Estacionamento passa a integrar o trajeto

Com as novas regras, o estacionamento deixa de ser uma etapa isolada e passa a ocorrer durante o percurso da prova. A avaliação considera não apenas a execução da manobra, mas também a análise prévia feita pelo candidato antes de escolher a vaga.

Segundo o manual, o examinando deverá observar fatores como:

  • fluxo de veículos no local;
  • presença de pedestres e usuários vulneráveis;
  • condições de visibilidade;
  • sinalização existente;
  • restrições legais para estacionamento.

Baliza não é mais obrigatória

A baliza deixa de ser exigida como etapa fixa do exame, mas continua prevista em situações em que seja necessária para acessar uma vaga mais estreita. Como o estacionamento passa a integrar o trajeto, a forma como o candidato posiciona e deixa o veículo também entra na avaliação.

Mais tempo e vagas maiores

O manual não estabelece um tempo máximo para concluir o estacionamento, mas prevê a análise de um “tempo razoável”. Caso fique evidente que o candidato não consegue concluir a manobra sem comprometer a continuidade do exame, a situação deverá ser registrada para avaliação da comissão responsável.

As vagas utilizadas na prova devem ter dimensões ampliadas em 50% em relação ao tamanho do veículo. Um carro de 4,5 metros de comprimento, por exemplo, será avaliado em uma vaga de 6,75 metros.

Primeiro reteste gratuito

Outra mudança importante é a gratuidade do primeiro reteste, em caso de reprovação. Dependendo da disponibilidade, o novo exame pode ocorrer no mesmo dia. Caso contrário, o candidato poderá reagendar para outra data, sem custo adicional.

Veículo pode ser do candidato

O exame prático pode ser realizado em veículo próprio, desde que esteja regularizado e em condições de uso. O manual também autoriza a prova em carros com transmissão manual ou automática.

No caso de veículo do candidato, ele só poderá ocupar o banco do motorista quando acompanhado por um instrutor credenciado ou quando o carro for conduzido até o local da prova por um motorista habilitado.

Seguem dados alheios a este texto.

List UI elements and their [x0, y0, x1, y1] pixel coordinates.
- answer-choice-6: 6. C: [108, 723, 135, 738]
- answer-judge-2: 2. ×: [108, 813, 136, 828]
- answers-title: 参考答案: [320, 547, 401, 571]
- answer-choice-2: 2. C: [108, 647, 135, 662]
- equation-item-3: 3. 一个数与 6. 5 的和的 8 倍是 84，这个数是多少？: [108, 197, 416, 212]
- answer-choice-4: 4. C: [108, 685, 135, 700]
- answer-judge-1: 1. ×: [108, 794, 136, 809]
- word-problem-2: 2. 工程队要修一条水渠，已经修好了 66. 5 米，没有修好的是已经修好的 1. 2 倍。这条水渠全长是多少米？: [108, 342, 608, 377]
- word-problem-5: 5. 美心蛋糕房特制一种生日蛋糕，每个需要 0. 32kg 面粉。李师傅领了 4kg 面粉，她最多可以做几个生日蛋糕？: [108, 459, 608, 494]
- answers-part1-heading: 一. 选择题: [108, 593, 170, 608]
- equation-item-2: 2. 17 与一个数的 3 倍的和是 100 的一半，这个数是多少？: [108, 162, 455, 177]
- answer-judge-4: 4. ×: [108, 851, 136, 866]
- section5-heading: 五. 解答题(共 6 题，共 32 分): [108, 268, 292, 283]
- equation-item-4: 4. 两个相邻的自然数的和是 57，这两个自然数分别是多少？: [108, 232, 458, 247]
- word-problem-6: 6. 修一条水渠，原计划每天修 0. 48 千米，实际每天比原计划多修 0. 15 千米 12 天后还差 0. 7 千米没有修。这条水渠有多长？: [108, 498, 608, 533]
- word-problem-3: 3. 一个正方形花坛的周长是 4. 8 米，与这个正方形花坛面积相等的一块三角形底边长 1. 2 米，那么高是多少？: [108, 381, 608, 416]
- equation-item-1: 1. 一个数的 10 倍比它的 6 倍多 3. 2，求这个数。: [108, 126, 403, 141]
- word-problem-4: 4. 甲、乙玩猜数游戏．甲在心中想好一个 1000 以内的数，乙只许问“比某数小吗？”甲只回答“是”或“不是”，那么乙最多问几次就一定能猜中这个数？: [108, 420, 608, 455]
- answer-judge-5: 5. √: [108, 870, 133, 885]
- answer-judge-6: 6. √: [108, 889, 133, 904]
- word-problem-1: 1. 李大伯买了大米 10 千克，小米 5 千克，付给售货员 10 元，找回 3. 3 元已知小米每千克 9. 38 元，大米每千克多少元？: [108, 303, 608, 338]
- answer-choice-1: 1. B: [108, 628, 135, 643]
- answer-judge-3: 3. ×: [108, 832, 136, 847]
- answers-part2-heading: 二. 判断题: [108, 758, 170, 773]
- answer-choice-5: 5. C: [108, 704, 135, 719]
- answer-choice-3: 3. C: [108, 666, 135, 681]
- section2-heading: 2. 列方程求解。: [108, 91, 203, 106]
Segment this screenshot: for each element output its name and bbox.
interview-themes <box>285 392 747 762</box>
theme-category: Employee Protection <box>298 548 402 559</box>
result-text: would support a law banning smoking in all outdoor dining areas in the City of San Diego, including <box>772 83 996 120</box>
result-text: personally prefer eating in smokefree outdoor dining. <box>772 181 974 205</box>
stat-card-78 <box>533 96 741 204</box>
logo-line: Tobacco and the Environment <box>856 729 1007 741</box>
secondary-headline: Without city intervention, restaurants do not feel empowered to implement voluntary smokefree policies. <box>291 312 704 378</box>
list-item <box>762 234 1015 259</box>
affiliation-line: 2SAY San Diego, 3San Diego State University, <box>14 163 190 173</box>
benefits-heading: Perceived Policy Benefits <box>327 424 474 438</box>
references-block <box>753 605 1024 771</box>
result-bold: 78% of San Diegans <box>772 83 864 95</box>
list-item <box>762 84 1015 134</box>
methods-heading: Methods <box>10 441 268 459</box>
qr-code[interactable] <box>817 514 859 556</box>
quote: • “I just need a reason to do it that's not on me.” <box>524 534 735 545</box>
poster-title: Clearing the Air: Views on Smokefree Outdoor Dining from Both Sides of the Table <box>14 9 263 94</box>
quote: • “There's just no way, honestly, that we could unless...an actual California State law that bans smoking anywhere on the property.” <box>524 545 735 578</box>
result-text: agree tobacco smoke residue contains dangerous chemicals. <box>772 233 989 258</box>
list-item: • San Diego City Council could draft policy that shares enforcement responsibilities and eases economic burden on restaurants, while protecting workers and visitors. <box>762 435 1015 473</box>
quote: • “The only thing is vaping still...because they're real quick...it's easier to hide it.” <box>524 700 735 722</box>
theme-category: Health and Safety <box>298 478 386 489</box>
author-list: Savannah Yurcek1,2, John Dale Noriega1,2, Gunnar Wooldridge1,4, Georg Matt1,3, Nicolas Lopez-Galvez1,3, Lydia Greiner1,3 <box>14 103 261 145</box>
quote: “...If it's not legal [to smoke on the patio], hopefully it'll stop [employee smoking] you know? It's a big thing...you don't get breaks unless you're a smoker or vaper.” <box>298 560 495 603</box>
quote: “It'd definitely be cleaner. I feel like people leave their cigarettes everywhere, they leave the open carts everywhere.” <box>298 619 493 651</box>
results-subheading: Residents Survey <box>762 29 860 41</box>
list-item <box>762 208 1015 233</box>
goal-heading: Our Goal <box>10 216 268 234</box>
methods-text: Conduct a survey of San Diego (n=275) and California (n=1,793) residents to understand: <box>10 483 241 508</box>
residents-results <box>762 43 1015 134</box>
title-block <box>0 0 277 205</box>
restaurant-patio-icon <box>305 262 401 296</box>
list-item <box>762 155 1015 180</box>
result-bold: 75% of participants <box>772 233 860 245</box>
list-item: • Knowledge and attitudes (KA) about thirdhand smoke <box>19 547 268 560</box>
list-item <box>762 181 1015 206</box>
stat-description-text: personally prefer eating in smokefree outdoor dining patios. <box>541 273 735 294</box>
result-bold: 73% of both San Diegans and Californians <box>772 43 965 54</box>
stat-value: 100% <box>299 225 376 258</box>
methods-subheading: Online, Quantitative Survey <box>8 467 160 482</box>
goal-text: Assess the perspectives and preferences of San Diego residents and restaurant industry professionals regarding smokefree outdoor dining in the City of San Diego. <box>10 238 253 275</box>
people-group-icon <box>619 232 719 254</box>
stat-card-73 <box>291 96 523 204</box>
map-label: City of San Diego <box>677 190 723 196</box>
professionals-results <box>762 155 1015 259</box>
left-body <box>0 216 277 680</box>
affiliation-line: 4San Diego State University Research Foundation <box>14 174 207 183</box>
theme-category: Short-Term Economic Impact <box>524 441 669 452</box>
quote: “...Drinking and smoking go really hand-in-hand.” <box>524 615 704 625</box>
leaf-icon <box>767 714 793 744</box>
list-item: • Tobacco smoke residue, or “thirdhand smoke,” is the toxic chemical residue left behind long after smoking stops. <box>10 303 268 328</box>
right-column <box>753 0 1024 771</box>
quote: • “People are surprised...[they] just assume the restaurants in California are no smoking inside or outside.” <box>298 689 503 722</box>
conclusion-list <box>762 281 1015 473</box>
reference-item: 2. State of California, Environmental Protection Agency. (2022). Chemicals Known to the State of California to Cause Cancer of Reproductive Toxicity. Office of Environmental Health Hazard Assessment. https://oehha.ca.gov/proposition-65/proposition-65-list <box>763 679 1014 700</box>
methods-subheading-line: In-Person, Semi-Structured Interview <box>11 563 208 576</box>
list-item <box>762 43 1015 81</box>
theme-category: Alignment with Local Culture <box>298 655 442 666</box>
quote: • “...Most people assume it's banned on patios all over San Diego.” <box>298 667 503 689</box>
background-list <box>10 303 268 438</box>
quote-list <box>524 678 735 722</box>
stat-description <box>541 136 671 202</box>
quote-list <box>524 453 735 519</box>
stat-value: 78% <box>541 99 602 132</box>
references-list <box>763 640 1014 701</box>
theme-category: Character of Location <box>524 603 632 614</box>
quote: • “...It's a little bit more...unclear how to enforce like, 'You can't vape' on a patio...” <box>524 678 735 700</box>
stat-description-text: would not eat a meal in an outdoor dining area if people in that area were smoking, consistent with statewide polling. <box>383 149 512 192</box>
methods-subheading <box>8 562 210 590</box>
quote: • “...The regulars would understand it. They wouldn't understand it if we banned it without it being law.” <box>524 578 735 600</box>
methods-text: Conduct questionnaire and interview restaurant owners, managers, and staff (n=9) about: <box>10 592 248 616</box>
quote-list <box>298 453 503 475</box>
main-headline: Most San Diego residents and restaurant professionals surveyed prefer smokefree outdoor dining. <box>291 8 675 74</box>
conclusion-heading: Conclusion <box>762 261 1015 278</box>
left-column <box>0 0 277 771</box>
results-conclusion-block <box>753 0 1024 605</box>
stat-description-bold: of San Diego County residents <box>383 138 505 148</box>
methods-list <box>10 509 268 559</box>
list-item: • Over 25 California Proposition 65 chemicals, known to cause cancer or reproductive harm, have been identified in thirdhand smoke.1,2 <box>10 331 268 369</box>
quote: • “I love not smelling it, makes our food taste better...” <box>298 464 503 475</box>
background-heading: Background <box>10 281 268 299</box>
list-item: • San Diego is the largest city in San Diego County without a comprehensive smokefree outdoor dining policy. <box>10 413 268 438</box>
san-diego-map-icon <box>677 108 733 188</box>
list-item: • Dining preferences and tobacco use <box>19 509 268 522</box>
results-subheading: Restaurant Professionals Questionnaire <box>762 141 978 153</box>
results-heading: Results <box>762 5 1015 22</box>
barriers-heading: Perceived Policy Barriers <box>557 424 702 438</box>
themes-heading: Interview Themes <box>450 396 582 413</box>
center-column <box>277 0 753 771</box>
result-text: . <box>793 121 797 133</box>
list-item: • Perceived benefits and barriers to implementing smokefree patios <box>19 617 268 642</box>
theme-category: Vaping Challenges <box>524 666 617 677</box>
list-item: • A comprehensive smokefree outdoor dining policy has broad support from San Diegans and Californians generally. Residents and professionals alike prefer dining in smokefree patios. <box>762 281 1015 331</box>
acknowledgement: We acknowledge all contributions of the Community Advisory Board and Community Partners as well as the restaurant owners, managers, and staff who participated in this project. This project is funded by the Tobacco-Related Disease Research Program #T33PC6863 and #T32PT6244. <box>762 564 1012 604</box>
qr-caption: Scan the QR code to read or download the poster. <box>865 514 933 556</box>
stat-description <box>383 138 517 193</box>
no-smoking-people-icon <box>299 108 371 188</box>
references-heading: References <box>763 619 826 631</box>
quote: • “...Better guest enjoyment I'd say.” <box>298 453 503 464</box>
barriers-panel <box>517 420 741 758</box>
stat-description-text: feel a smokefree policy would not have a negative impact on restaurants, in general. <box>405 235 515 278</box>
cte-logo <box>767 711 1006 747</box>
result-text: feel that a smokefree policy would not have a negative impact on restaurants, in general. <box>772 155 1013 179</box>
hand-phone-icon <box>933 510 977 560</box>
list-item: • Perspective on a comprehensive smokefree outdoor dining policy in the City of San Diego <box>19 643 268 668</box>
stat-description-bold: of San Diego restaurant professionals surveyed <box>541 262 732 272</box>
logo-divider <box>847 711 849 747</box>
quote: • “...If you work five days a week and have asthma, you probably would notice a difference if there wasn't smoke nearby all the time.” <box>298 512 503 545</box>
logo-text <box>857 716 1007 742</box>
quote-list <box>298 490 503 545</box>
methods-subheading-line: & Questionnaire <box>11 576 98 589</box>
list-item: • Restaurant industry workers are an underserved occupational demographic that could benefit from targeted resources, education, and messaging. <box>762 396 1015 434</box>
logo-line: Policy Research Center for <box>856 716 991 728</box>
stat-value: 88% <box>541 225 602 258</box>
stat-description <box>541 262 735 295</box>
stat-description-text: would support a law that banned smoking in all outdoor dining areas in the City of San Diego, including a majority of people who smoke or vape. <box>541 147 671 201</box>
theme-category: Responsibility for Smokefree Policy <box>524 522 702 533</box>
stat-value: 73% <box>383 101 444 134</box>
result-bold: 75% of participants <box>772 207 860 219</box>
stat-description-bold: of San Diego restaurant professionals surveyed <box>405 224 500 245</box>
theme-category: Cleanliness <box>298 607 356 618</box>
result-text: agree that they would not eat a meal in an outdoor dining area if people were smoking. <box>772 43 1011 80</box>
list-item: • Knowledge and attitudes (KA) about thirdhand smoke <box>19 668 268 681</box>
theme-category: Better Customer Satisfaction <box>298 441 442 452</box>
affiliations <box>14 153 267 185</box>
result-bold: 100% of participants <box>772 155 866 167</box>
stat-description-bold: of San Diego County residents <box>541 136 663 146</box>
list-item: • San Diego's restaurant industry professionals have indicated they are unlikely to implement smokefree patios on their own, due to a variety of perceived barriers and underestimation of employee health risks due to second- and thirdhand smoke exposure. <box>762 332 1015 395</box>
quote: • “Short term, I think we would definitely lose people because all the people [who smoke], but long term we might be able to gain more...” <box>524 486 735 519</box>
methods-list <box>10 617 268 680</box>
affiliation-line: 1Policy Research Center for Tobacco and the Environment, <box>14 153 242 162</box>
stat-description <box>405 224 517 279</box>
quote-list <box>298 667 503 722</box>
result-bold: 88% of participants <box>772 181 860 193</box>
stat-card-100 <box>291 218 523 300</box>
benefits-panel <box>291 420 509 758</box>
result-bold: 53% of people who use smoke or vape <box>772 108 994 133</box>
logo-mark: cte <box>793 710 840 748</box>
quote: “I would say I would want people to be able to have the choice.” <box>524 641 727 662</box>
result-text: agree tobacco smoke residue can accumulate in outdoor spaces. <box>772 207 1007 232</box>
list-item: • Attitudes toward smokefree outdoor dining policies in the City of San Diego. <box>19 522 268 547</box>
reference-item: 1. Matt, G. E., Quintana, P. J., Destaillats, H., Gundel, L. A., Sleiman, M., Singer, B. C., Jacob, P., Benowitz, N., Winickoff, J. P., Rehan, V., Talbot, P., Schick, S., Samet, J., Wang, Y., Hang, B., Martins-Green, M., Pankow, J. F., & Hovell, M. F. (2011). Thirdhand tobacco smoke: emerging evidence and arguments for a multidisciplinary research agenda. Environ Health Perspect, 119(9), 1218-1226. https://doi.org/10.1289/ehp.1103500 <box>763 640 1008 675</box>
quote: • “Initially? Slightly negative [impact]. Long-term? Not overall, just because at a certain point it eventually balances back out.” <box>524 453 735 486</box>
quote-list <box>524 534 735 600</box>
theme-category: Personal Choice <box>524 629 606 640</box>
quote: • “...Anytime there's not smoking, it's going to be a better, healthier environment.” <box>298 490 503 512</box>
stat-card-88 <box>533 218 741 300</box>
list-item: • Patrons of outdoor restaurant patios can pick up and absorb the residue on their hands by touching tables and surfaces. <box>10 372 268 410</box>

Avaliação com papéis definidos

O manual estabelece que quatro servidores participam da avaliação:

  • um preposto, responsável por acompanhar o candidato, orientar o trajeto e garantir a segurança;
  • uma Comissão de Exame de Direção Veicular, formada por três agentes públicos, encarregados da avaliação técnica e da decisão final sobre aprovação ou reprovação.

Trajeto progressivo e sem “pegadinhas”

O percurso da prova deve seguir uma progressão natural de dificuldades, sem armadilhas ou situações criadas para induzir erros. O objetivo é avaliar a condução segura em condições reais de trânsito, levando em conta o estresse e a ansiedade comuns ao momento do exame.

Onde a prova não pode ocorrer

O manual proíbe a realização da prova prática em locais considerados inadequados ou excessivamente complexos, como:

  • rodovias e vias expressas;
  • estradas;
  • túneis, pontes e viadutos;
  • áreas com obras ou desvios provisórios;
  • zonas logísticas e locais com grande circulação de veículos pesados;
  • travessias ferroviárias e ruas sem saída.

Segundo o documento, essas restrições buscam evitar surpresas e situações excepcionais para as quais o candidato não foi treinado.